Be honest, I had you at chocolate right?. Well that’s understandable, because without chocolate there would be darkness and chaos in the world. Trust me on this one. Layers of coconut macaroon, whipped chocolate and raspberries make this cake a winner and super impressive with so little effort it's actually embarrassing But don't worry, I won't tell you if you don't. Try and use the best quality chocolate you can, the high cocoa content gives the whipped ganache a bittersweet richness, combined with the sweet meringue and zing of the fresh raspberries - it’s just plain awesome.
Chocolate raspberry macaroon cake
(Serves 6-8)
1 cup cream
300g dark chocolate, chopped
3 eggs
1 cup sugar
2 2/3 cups desiccated coconut
Cocoa, for dusting
200g fresh raspberries, to garnish
Preheat the oven to 180°C. Line a 20 x 20cm baking tray with greaseproof paper.
Bring the cream to a boil, remove from the heat and add the chocolate chunks. Allow to stand for 5 minutes then stir until smooth. Refrigerate until set then whip until fluffy and stiff.
In a medium saucepan, bring 1cm of water to a simmer. Using an electric mixer beat the egg whites in a glass bowl set over the simmering water until soft peak stage. Gradually beat in the sugar until combined. Remove from the heat and beat at high speed until cool.

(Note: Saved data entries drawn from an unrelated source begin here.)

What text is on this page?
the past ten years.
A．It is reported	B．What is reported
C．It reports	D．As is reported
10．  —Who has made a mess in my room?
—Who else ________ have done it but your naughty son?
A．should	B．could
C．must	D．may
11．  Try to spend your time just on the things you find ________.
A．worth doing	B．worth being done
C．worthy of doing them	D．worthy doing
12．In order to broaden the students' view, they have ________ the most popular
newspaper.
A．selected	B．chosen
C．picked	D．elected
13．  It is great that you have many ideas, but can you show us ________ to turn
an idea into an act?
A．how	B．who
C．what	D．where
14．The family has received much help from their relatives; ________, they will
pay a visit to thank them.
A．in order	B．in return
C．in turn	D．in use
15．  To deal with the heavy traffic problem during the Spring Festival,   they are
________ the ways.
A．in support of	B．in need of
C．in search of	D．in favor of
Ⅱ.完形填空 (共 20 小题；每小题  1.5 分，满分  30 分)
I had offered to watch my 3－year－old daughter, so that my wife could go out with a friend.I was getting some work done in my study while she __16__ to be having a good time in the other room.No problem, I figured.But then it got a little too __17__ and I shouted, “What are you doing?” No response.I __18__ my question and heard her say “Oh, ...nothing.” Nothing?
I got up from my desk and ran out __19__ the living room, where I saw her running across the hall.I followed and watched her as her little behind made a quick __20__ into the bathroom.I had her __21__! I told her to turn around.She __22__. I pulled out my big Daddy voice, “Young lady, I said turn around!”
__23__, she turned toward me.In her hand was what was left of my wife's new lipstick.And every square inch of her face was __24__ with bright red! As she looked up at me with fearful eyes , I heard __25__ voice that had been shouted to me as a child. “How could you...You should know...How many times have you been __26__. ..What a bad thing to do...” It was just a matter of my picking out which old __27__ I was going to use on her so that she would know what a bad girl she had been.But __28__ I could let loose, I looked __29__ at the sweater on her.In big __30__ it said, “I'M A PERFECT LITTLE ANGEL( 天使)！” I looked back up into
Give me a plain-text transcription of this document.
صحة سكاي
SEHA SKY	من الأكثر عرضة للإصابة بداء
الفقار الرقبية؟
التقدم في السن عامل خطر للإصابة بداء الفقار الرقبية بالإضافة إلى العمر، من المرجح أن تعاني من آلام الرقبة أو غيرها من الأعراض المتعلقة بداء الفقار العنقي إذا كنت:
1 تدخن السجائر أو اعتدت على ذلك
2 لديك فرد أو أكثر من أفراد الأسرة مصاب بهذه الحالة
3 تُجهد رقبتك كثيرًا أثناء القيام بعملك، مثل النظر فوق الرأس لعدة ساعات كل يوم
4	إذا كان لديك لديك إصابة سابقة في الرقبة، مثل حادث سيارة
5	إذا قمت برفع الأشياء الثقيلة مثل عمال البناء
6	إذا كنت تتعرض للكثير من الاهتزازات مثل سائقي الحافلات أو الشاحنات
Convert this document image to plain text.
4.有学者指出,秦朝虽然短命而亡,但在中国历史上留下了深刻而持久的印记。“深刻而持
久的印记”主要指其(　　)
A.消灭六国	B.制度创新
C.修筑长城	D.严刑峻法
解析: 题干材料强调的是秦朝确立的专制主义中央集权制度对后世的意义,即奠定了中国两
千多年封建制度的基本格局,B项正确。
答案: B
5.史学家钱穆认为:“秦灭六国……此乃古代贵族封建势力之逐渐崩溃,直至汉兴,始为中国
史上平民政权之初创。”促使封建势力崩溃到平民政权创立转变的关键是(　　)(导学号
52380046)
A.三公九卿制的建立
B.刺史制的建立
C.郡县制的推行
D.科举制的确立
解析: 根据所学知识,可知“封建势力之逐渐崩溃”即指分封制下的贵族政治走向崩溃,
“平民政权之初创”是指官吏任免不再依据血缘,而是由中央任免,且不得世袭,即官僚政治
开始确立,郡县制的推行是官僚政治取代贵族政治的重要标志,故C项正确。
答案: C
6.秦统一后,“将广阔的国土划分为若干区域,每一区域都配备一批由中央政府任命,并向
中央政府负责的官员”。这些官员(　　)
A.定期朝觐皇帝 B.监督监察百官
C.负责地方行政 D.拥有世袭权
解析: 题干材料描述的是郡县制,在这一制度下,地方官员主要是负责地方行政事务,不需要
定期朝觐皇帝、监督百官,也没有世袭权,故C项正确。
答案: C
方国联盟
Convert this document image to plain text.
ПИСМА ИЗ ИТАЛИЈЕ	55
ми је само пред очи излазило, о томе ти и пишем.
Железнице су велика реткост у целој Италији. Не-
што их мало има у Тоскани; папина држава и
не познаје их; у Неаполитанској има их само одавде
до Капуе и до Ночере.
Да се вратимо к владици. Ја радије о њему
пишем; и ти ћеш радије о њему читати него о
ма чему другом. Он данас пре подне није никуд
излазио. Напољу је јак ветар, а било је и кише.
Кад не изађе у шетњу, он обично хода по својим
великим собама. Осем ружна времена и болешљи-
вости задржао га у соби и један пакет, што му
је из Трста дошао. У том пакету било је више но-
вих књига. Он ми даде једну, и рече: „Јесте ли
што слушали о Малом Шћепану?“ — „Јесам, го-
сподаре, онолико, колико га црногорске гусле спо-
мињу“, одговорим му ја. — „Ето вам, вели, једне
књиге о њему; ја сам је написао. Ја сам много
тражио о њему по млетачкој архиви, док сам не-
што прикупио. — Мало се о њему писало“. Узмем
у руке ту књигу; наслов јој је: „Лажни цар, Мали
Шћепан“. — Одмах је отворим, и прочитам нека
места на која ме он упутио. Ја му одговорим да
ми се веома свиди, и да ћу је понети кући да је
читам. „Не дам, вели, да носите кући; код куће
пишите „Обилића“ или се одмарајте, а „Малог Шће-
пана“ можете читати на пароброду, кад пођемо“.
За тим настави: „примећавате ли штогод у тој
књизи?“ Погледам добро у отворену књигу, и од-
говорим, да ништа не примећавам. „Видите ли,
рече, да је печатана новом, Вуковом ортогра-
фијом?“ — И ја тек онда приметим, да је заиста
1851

Fold in the coconut gently until combined. Spread the mixture into the lined baking tray and bake for 20-25 minutes or until golden. Allow to cool slightly, and then turn the macaroon cake onto a clean surface. Trim the edges and cut the cake into two rectangles.
Sandwich the layers together with the whipped chocolate mixture, finishing with a layer of chocolate and finally a dusting of cocoa and a sprinkling of raspberries.
TIP This cake is even better refrigerated overnight and enjoyed the next day.